Discover the perfect comfort food fusion with Japanese Curry Croquettes (Korokke) - crispy golden packages filled with creamy curry-spiced potatoes and tender beef. Each croquette delivers an irresistible combination of textures, from the crunchy panko exterior to the smooth, flavorful interior seasoned with aromatic Japanese curry.
The key to exceptional korokke lies in properly preparing both the potato mixture and filling. Taking time to remove excess moisture from the components ensures the perfect creamy-yet-stable texture that makes these croquettes so satisfying.
Key Ingredients
- Potatoes: Russet or Yukon Gold potatoes provide the ideal starchy base
- Curry Roux: S&B or House Foods Japanese curry blocks
- Ground Beef: 80/20 blend for optimal flavor
- Panko: Japanese breadcrumbs for signature crispiness
- Onion and Carrot: Adds natural sweetness
- Large Eggs: For proper coating adhesion
- Vegetable Oil: For deep frying
- All-Purpose Flour: Helps breading stick
Preparation Method
- Potato Preparation:
- Cut peeled potatoes into even pieces and boil in salted water until tender. Drain well and dry over low heat. Rice while hot for smoothest results.
- Filling:
- Cook vegetables until softened and sweet. Brown beef in batches until moisture evaporates. Mixture should be relatively dry.
- Curry Mixture:
- Finely chop curry roux and dissolve in hot water until completely smooth. Cool slightly before mixing.
- Shaping:
- Form oval patties with damp hands, approximately 3 inches long. Press firmly enough to hold shape.

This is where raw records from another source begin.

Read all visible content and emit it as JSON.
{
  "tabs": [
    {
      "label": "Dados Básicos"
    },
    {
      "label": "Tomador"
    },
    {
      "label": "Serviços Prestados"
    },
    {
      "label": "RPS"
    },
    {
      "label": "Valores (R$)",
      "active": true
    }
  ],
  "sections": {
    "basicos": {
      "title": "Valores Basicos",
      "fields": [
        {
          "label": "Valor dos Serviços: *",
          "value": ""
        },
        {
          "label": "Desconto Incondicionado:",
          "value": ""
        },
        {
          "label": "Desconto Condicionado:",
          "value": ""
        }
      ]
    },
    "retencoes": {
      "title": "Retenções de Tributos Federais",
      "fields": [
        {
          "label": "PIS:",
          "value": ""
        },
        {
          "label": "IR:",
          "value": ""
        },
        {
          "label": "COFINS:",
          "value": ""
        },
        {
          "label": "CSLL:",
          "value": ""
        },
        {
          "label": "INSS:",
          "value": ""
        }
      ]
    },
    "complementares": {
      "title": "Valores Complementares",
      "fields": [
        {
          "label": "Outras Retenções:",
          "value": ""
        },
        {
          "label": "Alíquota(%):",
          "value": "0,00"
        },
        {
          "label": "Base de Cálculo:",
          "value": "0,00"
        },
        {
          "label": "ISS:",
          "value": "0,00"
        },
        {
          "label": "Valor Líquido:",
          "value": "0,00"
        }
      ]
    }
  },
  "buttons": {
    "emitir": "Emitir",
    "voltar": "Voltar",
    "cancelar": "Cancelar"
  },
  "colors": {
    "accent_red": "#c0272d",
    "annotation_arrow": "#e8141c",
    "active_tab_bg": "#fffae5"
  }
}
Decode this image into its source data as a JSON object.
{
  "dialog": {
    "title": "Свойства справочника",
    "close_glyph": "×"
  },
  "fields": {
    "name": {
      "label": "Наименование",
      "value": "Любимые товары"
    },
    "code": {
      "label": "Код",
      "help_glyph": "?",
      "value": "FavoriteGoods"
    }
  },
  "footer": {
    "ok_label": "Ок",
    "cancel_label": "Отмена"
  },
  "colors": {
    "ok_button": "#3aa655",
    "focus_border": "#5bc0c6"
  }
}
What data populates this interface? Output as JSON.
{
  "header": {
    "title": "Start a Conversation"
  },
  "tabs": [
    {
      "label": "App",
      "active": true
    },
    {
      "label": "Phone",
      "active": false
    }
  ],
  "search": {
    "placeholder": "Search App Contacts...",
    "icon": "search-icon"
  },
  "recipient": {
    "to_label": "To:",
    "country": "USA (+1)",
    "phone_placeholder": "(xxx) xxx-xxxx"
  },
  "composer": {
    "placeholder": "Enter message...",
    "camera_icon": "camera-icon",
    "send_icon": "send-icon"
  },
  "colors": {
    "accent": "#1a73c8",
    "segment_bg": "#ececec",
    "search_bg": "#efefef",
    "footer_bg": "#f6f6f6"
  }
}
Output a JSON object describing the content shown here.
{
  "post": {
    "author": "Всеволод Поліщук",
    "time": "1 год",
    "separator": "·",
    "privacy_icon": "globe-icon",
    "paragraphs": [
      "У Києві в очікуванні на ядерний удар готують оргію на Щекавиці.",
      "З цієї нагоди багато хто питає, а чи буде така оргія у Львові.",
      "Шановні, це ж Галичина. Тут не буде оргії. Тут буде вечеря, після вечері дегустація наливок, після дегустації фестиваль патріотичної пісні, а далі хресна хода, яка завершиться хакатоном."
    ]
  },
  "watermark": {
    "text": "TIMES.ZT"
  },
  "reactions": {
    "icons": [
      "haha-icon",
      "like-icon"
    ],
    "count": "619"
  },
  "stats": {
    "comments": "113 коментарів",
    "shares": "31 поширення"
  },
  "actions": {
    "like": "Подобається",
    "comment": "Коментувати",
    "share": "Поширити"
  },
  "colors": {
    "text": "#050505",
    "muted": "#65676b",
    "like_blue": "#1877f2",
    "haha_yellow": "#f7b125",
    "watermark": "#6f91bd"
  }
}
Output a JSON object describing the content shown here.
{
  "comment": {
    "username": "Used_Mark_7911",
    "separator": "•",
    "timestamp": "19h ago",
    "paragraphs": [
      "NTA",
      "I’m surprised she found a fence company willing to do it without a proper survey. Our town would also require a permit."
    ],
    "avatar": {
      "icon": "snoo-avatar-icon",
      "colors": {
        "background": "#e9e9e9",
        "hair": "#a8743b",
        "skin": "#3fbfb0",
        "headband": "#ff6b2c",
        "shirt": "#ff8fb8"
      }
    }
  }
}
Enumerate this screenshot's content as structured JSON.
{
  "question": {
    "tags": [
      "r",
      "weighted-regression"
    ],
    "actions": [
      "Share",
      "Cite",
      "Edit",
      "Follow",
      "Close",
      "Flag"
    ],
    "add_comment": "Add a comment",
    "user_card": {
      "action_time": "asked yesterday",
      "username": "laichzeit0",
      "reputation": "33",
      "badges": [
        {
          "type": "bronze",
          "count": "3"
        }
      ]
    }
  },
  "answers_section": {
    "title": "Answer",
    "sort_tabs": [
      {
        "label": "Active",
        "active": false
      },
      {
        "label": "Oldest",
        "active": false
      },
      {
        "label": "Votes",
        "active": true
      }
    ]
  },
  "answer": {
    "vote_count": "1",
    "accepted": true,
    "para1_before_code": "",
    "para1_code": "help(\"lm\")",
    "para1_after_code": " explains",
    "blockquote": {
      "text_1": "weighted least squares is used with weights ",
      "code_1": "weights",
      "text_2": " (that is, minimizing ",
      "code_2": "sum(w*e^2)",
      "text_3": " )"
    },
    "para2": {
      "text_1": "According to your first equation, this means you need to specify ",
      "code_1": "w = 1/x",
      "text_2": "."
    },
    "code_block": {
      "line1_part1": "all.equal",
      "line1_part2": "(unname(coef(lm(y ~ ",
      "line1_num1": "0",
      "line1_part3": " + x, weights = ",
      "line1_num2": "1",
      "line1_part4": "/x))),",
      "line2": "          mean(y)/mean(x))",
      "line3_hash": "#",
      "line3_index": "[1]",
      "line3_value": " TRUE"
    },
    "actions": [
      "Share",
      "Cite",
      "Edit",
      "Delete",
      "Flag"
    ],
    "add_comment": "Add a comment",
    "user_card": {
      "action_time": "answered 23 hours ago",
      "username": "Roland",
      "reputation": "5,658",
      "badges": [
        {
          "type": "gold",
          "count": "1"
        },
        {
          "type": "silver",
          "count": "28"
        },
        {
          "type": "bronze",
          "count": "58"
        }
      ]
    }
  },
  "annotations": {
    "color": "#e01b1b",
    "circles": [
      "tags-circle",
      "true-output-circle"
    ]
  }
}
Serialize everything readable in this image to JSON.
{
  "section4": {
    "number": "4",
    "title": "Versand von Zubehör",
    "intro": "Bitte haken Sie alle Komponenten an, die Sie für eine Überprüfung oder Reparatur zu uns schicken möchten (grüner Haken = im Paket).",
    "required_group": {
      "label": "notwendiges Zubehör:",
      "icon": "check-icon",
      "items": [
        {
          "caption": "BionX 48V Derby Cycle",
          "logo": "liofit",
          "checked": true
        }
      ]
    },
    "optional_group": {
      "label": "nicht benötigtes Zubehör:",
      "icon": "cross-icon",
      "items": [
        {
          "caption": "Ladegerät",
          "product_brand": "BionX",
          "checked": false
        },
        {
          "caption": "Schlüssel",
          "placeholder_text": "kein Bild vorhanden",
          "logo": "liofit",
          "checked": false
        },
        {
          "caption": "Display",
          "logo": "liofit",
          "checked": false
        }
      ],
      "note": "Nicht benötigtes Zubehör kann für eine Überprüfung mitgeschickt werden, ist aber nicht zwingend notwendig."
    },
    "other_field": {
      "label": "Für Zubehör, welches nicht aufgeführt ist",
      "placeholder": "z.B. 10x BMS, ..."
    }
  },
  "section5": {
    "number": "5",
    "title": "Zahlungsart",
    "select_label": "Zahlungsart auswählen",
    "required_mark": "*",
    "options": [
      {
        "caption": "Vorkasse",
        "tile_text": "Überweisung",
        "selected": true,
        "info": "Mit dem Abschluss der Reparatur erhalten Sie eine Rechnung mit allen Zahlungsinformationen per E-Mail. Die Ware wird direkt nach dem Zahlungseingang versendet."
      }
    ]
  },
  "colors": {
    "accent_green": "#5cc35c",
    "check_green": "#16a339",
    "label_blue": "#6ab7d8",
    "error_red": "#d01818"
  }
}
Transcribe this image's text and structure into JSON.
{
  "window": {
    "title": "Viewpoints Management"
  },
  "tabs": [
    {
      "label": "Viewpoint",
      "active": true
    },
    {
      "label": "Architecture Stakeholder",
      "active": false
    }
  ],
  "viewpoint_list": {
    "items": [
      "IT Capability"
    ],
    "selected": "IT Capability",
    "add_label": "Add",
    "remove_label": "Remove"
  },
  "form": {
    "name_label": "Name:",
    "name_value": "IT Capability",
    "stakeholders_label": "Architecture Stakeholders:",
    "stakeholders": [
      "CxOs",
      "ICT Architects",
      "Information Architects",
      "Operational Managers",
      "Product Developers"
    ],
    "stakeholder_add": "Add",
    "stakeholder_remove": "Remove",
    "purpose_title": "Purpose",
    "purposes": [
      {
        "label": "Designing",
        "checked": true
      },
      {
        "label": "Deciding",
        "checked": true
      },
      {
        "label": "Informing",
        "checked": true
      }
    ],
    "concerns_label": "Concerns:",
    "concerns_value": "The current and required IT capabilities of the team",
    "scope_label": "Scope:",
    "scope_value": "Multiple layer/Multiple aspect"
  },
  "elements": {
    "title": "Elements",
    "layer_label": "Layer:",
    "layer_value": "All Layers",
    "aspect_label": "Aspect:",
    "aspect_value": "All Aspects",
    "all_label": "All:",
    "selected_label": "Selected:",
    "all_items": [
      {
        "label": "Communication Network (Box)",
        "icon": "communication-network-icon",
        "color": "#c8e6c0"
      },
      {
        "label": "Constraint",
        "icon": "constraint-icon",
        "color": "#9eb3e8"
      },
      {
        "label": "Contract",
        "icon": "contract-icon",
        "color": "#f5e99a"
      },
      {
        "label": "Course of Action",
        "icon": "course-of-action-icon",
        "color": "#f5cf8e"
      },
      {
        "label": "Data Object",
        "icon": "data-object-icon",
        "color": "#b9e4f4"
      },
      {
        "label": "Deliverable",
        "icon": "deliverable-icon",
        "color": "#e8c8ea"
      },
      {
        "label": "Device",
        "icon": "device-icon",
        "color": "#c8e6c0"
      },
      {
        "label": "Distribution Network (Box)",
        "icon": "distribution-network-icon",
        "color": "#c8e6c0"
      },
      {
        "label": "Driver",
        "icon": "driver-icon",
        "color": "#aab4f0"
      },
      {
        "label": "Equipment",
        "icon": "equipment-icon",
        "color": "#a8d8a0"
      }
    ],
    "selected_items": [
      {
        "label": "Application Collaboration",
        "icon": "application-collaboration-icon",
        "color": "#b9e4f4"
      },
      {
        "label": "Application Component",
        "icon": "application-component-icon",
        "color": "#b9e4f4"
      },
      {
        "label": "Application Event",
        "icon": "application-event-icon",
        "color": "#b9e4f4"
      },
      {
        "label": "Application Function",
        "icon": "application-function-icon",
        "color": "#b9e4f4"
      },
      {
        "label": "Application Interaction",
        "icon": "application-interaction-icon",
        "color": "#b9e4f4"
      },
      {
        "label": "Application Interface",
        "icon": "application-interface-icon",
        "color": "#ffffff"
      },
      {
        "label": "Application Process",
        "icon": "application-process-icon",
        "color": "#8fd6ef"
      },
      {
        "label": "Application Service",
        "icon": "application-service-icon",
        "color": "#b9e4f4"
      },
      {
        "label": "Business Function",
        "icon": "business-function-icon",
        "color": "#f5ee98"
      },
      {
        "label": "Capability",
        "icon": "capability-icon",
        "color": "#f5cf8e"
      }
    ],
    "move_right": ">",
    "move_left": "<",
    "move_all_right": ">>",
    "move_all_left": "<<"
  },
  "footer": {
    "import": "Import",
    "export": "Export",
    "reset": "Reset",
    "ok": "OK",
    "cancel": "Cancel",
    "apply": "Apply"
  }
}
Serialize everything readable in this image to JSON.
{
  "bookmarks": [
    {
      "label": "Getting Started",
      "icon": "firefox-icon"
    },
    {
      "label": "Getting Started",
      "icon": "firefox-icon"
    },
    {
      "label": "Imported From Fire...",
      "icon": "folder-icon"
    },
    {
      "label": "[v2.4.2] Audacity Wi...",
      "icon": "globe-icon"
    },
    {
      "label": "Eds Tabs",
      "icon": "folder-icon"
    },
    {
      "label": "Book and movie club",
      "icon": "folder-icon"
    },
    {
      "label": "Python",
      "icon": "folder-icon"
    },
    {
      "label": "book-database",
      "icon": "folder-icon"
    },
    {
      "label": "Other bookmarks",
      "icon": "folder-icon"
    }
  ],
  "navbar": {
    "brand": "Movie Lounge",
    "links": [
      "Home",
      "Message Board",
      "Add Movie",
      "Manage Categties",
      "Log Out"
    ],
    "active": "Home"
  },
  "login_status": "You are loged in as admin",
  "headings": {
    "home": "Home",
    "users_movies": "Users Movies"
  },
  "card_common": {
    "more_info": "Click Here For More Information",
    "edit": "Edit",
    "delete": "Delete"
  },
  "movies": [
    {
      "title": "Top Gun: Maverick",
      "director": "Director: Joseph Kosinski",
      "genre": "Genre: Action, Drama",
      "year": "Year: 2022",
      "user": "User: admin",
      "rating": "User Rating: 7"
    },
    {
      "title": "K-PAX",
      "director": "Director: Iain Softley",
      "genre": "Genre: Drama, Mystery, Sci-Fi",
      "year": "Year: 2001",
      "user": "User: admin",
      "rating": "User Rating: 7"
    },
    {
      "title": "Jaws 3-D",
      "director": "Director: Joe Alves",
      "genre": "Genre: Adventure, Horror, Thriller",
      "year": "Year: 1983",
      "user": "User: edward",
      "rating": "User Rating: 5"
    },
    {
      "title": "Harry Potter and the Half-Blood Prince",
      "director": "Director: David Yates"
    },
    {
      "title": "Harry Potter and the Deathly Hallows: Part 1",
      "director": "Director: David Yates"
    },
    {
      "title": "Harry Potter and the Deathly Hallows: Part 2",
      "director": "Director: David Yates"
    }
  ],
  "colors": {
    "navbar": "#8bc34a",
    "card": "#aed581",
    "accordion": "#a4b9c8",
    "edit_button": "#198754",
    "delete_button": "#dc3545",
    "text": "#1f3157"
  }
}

The technique for perfect korokke has been passed down through generations of Japanese cooks, each adding their own subtle refinements while maintaining the essential elements that make these croquettes so special.
Serving Ideas
Serve hot croquettes on shredded cabbage with Tonkatsu sauce and Kewpie mayonnaise. Complete the meal with miso soup, steamed rice and pickled vegetables. For gatherings, prepare bite-sized versions with assorted dipping sauces.
Recipe Variations
Adjust spice levels by choosing different curry roux brands. Substitute ground pork or chicken for the beef. Add vegetables like peas or corn for color. Create seafood versions using chopped shrimp.
Storage Guidelines
Freeze unbreaded croquettes in single layers. Cook from frozen, adding extra frying time. Store cooked croquettes between paper towels. Reheat in a 350°F oven until thoroughly warm.

Creating perfect curry croquettes requires attention to detail at every step. When each element is properly prepared and combined with care, the result is an exceptional dish that showcases the beautiful fusion of Japanese curry and classic croquette technique.
Frequently Asked Questions
- → What potatoes are best for croquettes?
- Go with Yukon Gold or Russet potatoes—they mash up light and fluffy, plus hold their shape well.
- → Where can I buy Japanese curry roux?
- It’s widely available at Asian markets or online. Popular brands like S&B or House Foods are great options.
- → What can I do if my croquettes fall apart?
- Make sure your mashed potatoes are dry and not too hot before mixing. Coat them evenly and fully for extra strength.
- → What’s the best method to freeze them?
- Coat the croquettes, freeze them on a tray, and then store them in a freezer bag. Fry straight from frozen without thawing.
- → What goes well with curry croquettes?
- Try serving them with tonkatsu sauce, shredded cabbage, or plate them with rice and veggies for a full meal.